Alcohol misuse currently costs British industry around pounds 2bn per year, largely as a result of absenteeism and poor work performance. Three-quarters of employers say alcohol misuse is a problem for their organisation.

NHS responses to alcohol related health problems cost an estimated pounds 150m per year. The deaths of 28,000 people every year are drink related and one in four male hospital admissions is related to alcohol.
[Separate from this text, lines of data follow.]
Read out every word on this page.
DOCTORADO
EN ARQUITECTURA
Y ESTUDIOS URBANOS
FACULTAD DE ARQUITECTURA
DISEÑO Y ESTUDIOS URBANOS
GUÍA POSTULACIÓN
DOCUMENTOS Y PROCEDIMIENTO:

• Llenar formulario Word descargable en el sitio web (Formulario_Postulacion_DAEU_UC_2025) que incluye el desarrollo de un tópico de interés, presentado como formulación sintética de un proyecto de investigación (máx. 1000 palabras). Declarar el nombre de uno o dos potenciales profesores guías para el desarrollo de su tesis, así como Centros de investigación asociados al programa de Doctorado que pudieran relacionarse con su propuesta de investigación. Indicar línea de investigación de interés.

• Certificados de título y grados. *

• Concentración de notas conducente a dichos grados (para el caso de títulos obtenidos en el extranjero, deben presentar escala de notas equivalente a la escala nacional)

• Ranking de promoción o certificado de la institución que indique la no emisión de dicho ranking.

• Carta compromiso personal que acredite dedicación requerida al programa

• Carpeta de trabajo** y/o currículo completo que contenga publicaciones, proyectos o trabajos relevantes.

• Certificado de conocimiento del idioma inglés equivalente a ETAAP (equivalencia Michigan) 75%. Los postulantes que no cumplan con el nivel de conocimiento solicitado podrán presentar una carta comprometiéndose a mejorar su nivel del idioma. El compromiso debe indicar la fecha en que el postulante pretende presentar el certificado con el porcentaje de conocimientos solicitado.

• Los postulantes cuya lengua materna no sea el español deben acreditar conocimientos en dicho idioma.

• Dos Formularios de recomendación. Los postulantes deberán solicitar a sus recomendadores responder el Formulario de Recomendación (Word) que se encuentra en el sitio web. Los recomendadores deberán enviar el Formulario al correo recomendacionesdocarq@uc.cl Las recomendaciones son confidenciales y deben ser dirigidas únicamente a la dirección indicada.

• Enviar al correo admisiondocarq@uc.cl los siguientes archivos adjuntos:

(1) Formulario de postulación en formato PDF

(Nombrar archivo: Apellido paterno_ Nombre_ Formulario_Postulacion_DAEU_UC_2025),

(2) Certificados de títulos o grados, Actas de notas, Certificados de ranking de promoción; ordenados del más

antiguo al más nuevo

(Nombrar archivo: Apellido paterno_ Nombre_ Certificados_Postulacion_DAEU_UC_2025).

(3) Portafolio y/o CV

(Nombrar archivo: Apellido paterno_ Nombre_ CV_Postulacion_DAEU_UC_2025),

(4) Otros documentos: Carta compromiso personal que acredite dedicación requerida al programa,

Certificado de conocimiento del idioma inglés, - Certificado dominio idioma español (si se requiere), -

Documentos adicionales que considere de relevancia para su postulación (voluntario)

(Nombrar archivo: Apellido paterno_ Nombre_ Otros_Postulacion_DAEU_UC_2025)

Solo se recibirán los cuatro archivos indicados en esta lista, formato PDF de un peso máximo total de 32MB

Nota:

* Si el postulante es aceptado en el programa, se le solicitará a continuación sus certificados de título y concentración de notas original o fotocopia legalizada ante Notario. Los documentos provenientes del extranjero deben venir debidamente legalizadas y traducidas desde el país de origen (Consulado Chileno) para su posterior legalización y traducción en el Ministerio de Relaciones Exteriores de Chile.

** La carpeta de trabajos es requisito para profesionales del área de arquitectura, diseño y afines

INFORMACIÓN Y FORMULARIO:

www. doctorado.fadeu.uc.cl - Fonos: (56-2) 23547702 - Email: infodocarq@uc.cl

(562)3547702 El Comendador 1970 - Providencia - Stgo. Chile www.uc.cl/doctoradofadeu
Deaths from liver disease are 10 times more common in heavy drinkers than non-drinkers and some 65 per cent of suicide attempts are linked with excessive drinking.

The director of Alcohol Concern, Eric Appleby, said: "The survey confirms what people are telling us every day - that there is simply insufficient help available for the millions of people experiencing problems with alcohol, and there is little prospect of meeting the Government's Health of the Nation alcohol targets if present circumstances persist.

"On a positive note, 35 per cent of the people polled say new alcohol services will be opening in their area in the next 12 months - and nationally we know the Department of Health is concerned about the impact of alcohol misuse, as it has earmarked pounds 2.5m to establish new support agencies over the next couple of years plus another pounds 2.5m through the Drug and Alcohol Specific Grant.

"However, our survey shows that much work needs to be done at a local level."